Deux semaines avant son décès, Mgr Roy avait pris soin de dicter son testament spirituel.
«De mon lit de mort, voici les conseils que Dieu m’inspire de vous laisser et que je voudrais écrire avec les dernières gouttes de mon sang», débutait cette note manuscrite d’une seule page. Les mots des quatre premières lignes sont de sa main. Les autres, l’archevêque les a dictés à la religieuse qui veillait sur lui à l’hôpital.
L’archevêque demande d’abord à ses collaborateurs de faire preuve d’un «zèle ardent» envers «toutes les œuvres de la propagation de la foi, spécialement pour celle de notre société des missions étrangères», une société missionnaire fondée quelques années plus tôt par l’épiscopat québécois et dont le séminaire, qui vient d’être inauguré, est situé à Pont-Viau (aujourd’hui Laval).
Mgr Roy recommande ensuite aux prêtres et aux fidèles de son archidiocèse d’offrir leur «dévouement inlassable et vraiment surnaturel pour toutes nos œuvres d’action sociale catholique, en particulier pour celles de la presse, de la tempérance et des unions ouvrières catholiques».

Les funérailles de l’archevêque Paul-Eugène Roy ont été célébrées à la basilique-cathédrale Notre-Dame de Québec le vendredi 26 février 1926. C’est le délégué apostolique au Canada et à Terre-Neuve, l’archevêque Pietro di Maria, qui a présidé la cérémonie.

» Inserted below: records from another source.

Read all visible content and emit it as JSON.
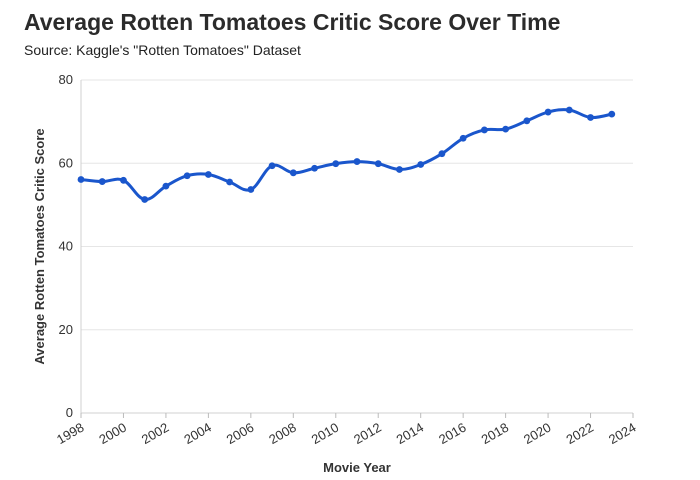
{
  "chart_data": {
    "type": "line",
    "title": "Average Rotten Tomatoes Critic Score Over Time",
    "subtitle": "Source: Kaggle's \"Rotten Tomatoes\" Dataset",
    "xlabel": "Movie Year",
    "ylabel": "Average Rotten Tomatoes Critic Score",
    "xlim": [
      1998,
      2024
    ],
    "ylim": [
      0,
      80
    ],
    "x_ticks": [
      "1998",
      "2000",
      "2002",
      "2004",
      "2006",
      "2008",
      "2010",
      "2012",
      "2014",
      "2016",
      "2018",
      "2020",
      "2022",
      "2024"
    ],
    "y_ticks": [
      "0",
      "20",
      "40",
      "60",
      "80"
    ],
    "grid": true,
    "line_color": "#1a56cc",
    "x": [
      1998,
      1999,
      2000,
      2001,
      2002,
      2003,
      2004,
      2005,
      2006,
      2007,
      2008,
      2009,
      2010,
      2011,
      2012,
      2013,
      2014,
      2015,
      2016,
      2017,
      2018,
      2019,
      2020,
      2021,
      2022,
      2023
    ],
    "values": [
      56.1,
      55.6,
      55.9,
      51.3,
      54.5,
      57.0,
      57.3,
      55.5,
      53.7,
      59.4,
      57.7,
      58.8,
      59.9,
      60.4,
      59.9,
      58.5,
      59.7,
      62.3,
      66.0,
      68.0,
      68.2,
      70.2,
      72.3,
      72.8,
      71.0,
      71.8
    ]
  }
}
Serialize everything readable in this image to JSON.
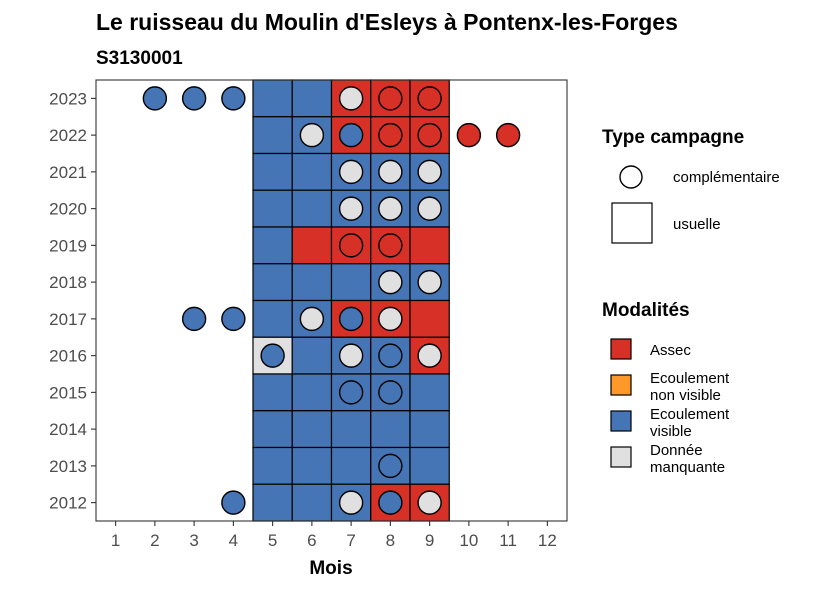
{
  "chart_data": {
    "type": "heatmap",
    "title": "Le ruisseau du Moulin d'Esleys à Pontenx-les-Forges",
    "subtitle": "S3130001",
    "xlabel": "Mois",
    "ylabel": "",
    "x_ticks": [
      1,
      2,
      3,
      4,
      5,
      6,
      7,
      8,
      9,
      10,
      11,
      12
    ],
    "y_ticks": [
      2012,
      2013,
      2014,
      2015,
      2016,
      2017,
      2018,
      2019,
      2020,
      2021,
      2022,
      2023
    ],
    "xlim": [
      0.5,
      12.5
    ],
    "ylim": [
      2011.5,
      2023.5
    ],
    "colors": {
      "Assec": "#d73027",
      "Ecoulement non visible": "#fe9929",
      "Ecoulement visible": "#4575b4",
      "Donnée manquante": "#e0e0e0"
    },
    "usuelle": [
      {
        "year": 2023,
        "cells": [
          "Ecoulement visible",
          "Ecoulement visible",
          "Assec",
          "Assec",
          "Assec"
        ]
      },
      {
        "year": 2022,
        "cells": [
          "Ecoulement visible",
          "Ecoulement visible",
          "Assec",
          "Assec",
          "Assec"
        ]
      },
      {
        "year": 2021,
        "cells": [
          "Ecoulement visible",
          "Ecoulement visible",
          "Ecoulement visible",
          "Ecoulement visible",
          "Ecoulement visible"
        ]
      },
      {
        "year": 2020,
        "cells": [
          "Ecoulement visible",
          "Ecoulement visible",
          "Ecoulement visible",
          "Ecoulement visible",
          "Ecoulement visible"
        ]
      },
      {
        "year": 2019,
        "cells": [
          "Ecoulement visible",
          "Assec",
          "Assec",
          "Assec",
          "Assec"
        ]
      },
      {
        "year": 2018,
        "cells": [
          "Ecoulement visible",
          "Ecoulement visible",
          "Ecoulement visible",
          "Ecoulement visible",
          "Ecoulement visible"
        ]
      },
      {
        "year": 2017,
        "cells": [
          "Ecoulement visible",
          "Ecoulement visible",
          "Assec",
          "Assec",
          "Assec"
        ]
      },
      {
        "year": 2016,
        "cells": [
          "Donnée manquante",
          "Ecoulement visible",
          "Ecoulement visible",
          "Ecoulement visible",
          "Assec"
        ]
      },
      {
        "year": 2015,
        "cells": [
          "Ecoulement visible",
          "Ecoulement visible",
          "Ecoulement visible",
          "Ecoulement visible",
          "Ecoulement visible"
        ]
      },
      {
        "year": 2014,
        "cells": [
          "Ecoulement visible",
          "Ecoulement visible",
          "Ecoulement visible",
          "Ecoulement visible",
          "Ecoulement visible"
        ]
      },
      {
        "year": 2013,
        "cells": [
          "Ecoulement visible",
          "Ecoulement visible",
          "Ecoulement visible",
          "Ecoulement visible",
          "Ecoulement visible"
        ]
      },
      {
        "year": 2012,
        "cells": [
          "Ecoulement visible",
          "Ecoulement visible",
          "Ecoulement visible",
          "Assec",
          "Assec"
        ]
      }
    ],
    "usuelle_months": [
      5,
      6,
      7,
      8,
      9
    ],
    "complementaire": [
      {
        "year": 2023,
        "month": 2,
        "modalite": "Ecoulement visible"
      },
      {
        "year": 2023,
        "month": 3,
        "modalite": "Ecoulement visible"
      },
      {
        "year": 2023,
        "month": 4,
        "modalite": "Ecoulement visible"
      },
      {
        "year": 2023,
        "month": 7,
        "modalite": "Donnée manquante"
      },
      {
        "year": 2023,
        "month": 8,
        "modalite": "Assec"
      },
      {
        "year": 2023,
        "month": 9,
        "modalite": "Assec"
      },
      {
        "year": 2022,
        "month": 6,
        "modalite": "Donnée manquante"
      },
      {
        "year": 2022,
        "month": 7,
        "modalite": "Ecoulement visible"
      },
      {
        "year": 2022,
        "month": 8,
        "modalite": "Assec"
      },
      {
        "year": 2022,
        "month": 9,
        "modalite": "Assec"
      },
      {
        "year": 2022,
        "month": 10,
        "modalite": "Assec"
      },
      {
        "year": 2022,
        "month": 11,
        "modalite": "Assec"
      },
      {
        "year": 2021,
        "month": 7,
        "modalite": "Donnée manquante"
      },
      {
        "year": 2021,
        "month": 8,
        "modalite": "Donnée manquante"
      },
      {
        "year": 2021,
        "month": 9,
        "modalite": "Donnée manquante"
      },
      {
        "year": 2020,
        "month": 7,
        "modalite": "Donnée manquante"
      },
      {
        "year": 2020,
        "month": 8,
        "modalite": "Donnée manquante"
      },
      {
        "year": 2020,
        "month": 9,
        "modalite": "Donnée manquante"
      },
      {
        "year": 2019,
        "month": 7,
        "modalite": "Assec"
      },
      {
        "year": 2019,
        "month": 8,
        "modalite": "Assec"
      },
      {
        "year": 2018,
        "month": 8,
        "modalite": "Donnée manquante"
      },
      {
        "year": 2018,
        "month": 9,
        "modalite": "Donnée manquante"
      },
      {
        "year": 2017,
        "month": 3,
        "modalite": "Ecoulement visible"
      },
      {
        "year": 2017,
        "month": 4,
        "modalite": "Ecoulement visible"
      },
      {
        "year": 2017,
        "month": 6,
        "modalite": "Donnée manquante"
      },
      {
        "year": 2017,
        "month": 7,
        "modalite": "Ecoulement visible"
      },
      {
        "year": 2017,
        "month": 8,
        "modalite": "Donnée manquante"
      },
      {
        "year": 2016,
        "month": 5,
        "modalite": "Ecoulement visible"
      },
      {
        "year": 2016,
        "month": 7,
        "modalite": "Donnée manquante"
      },
      {
        "year": 2016,
        "month": 8,
        "modalite": "Ecoulement visible"
      },
      {
        "year": 2016,
        "month": 9,
        "modalite": "Donnée manquante"
      },
      {
        "year": 2015,
        "month": 7,
        "modalite": "Ecoulement visible"
      },
      {
        "year": 2015,
        "month": 8,
        "modalite": "Ecoulement visible"
      },
      {
        "year": 2013,
        "month": 8,
        "modalite": "Ecoulement visible"
      },
      {
        "year": 2012,
        "month": 4,
        "modalite": "Ecoulement visible"
      },
      {
        "year": 2012,
        "month": 7,
        "modalite": "Donnée manquante"
      },
      {
        "year": 2012,
        "month": 8,
        "modalite": "Ecoulement visible"
      },
      {
        "year": 2012,
        "month": 9,
        "modalite": "Donnée manquante"
      }
    ],
    "legend_type": {
      "title": "Type campagne",
      "items": [
        "complémentaire",
        "usuelle"
      ]
    },
    "legend_modalites": {
      "title": "Modalités",
      "items": [
        {
          "key": "Assec",
          "lines": [
            "Assec"
          ]
        },
        {
          "key": "Ecoulement non visible",
          "lines": [
            "Ecoulement",
            "non visible"
          ]
        },
        {
          "key": "Ecoulement visible",
          "lines": [
            "Ecoulement",
            "visible"
          ]
        },
        {
          "key": "Donnée manquante",
          "lines": [
            "Donnée",
            "manquante"
          ]
        }
      ]
    }
  }
}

Mgr Georges Gauthier, alors administrateur de l’archidiocèse de Montréal, a prononcé l’oraison funèbre.
Ces funérailles, le quotidien La Patrie n’hésite pas à les qualifier de «grandioses». «Jamais peut-être n’a-t-on été témoin d’une aussi éclatante manifestation publique de respectueux et sincère attachement à un pasteur des âmes», écrit-on.